Some soul is liberated even while in the womb, another while being born; a third whether he be a boy or a youth or an old man.

A soul born as a lower species, a soul undergoing torture in hell, a soul achieving a heavenly region may be liberated on its way.

Some soul may return after the enjoyment of the heavens and then be liberated on its way.

Hence there is no stipulated mode or order in the attainment of liberation.

- Shiva Purana Vayari Samhita [Vol 4]

Most artists commit themselves to the enduring challenge of drawing from the imagination. Rameshwar Broota continually revises the way he looks at man himself. In a career spanning four decades Broota has moved from images of existential anxiety to sharp satire to a classic heroism, which settles tantalizingly close to the edge of hope and despair. In the process he compels a revision of the notion of the heroic to embrace, rather than exclude, the ordinary.

However, even this claim may be contested. Broota’s central subject is man, through whose tensions and aspirations, lusts and endeavours, the greater issues of life are meditated. God is indifferent or distant, the human ‘other’ is absent; the solitary male becomes the site for conflict and resolution. Through repeated acts of resistance, the male body, with its skeletal frame or stolid musculature, plays out its postures of acceptance or confrontation.

Broota speaks of his painting with undiluted simplicity even as he locates himself firmly within the ordinariness of the vast Indian middle class. His mythico- classic figures, in the words of Keshav Malik, have their genesis not as legatees of a grand tradition but in the travails of the ordinary and the unknown, whom he invests with an unlikely heroism. Particularly in the last decade or so, the affirmative gesture of striving, of pushing the body into unpredictable spaces vests his figure with a determined stoicism.
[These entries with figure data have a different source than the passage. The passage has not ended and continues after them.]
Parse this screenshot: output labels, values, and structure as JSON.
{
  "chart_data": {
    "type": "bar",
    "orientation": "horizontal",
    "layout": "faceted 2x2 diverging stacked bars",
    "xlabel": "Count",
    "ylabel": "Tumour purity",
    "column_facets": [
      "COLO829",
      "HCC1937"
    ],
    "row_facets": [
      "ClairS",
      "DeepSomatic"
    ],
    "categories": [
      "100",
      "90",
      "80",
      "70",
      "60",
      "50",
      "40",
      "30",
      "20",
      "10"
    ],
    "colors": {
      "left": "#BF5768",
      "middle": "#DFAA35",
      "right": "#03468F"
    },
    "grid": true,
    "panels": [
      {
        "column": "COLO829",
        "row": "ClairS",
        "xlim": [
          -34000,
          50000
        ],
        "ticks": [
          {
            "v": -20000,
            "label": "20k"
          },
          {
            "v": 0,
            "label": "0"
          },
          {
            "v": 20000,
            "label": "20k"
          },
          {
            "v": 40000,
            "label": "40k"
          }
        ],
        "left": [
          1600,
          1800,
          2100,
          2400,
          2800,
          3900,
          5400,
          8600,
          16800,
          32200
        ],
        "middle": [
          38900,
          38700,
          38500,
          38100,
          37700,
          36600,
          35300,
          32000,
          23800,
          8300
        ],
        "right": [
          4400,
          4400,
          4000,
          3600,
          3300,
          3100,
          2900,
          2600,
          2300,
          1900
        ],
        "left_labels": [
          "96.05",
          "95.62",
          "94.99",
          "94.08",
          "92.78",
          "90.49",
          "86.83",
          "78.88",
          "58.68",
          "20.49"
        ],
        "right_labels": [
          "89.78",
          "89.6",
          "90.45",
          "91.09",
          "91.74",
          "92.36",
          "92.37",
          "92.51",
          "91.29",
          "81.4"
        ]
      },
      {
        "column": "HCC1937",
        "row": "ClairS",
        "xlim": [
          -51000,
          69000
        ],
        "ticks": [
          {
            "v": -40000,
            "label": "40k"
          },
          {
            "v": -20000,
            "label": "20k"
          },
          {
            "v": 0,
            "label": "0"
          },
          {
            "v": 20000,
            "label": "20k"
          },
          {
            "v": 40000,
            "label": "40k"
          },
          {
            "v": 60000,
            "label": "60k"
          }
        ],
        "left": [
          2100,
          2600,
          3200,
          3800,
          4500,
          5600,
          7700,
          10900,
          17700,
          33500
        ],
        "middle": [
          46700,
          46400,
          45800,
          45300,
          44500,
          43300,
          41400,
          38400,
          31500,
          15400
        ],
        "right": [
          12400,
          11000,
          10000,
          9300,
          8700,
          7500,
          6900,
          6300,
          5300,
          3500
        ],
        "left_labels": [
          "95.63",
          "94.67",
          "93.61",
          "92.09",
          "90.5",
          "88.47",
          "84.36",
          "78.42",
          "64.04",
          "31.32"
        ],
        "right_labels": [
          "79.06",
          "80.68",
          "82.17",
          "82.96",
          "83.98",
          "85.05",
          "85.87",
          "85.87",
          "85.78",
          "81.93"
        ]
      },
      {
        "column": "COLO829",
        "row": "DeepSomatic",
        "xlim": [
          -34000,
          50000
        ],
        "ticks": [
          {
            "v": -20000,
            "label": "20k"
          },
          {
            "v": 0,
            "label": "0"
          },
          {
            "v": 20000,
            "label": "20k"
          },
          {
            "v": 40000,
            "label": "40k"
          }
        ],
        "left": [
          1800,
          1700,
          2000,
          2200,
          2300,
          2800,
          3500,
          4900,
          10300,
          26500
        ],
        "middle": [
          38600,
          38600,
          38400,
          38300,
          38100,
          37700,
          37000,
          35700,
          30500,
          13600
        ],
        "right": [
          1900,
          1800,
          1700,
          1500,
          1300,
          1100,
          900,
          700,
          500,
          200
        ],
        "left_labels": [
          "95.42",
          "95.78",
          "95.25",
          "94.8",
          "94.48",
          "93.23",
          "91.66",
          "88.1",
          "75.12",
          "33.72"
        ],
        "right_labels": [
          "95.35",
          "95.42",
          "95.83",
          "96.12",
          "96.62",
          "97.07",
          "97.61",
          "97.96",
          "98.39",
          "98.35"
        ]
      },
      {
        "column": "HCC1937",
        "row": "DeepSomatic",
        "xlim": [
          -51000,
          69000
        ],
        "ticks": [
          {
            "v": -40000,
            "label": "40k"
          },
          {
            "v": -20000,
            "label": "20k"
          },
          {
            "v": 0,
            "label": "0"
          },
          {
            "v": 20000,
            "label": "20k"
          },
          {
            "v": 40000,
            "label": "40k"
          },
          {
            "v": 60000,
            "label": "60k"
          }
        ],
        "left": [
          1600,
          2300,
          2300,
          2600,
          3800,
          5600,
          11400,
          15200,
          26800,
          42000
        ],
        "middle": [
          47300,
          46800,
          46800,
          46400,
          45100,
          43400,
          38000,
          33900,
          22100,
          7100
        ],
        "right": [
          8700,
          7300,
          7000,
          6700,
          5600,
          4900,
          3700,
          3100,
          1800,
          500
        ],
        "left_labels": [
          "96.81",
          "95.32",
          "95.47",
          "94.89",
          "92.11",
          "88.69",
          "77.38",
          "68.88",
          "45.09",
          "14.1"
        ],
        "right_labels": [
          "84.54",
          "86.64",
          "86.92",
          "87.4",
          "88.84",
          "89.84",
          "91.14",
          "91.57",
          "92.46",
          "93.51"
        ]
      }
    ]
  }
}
Yet there is an extraordinary simplicity that guides Broota’s intentions. At no point in his career has he taken an ideological position other than a broadly humanistic view. The present series of four paintings mark a distinct change in the artist’s ouvre. For two years now, Broota has used the computer as a means to sift through hundreds of images and their compositional possibilities. One of the consequences of this relentless pursuit is the extreme close up, of the bodily frame that becomes the locus for Broota’s philosophy of man. Perhaps for the first time, the figure is palpably at the edge of crisis. There is an imminence of tragedy in that the source of threat - architectural forms of man’s own creating - are on view. The void of the past is now dominated by massive concrete angularities and chains. Even here, the artist refuses firmly to locate the sources of conflict. The use of the architectural construct as suggestive rather than identified form heightens the nature of the threat. Its externality, its source, its means of propulsion are not clear. But its massive presence blocks all forward movement and can only be resisted if jagged stone tears through onrushing flesh.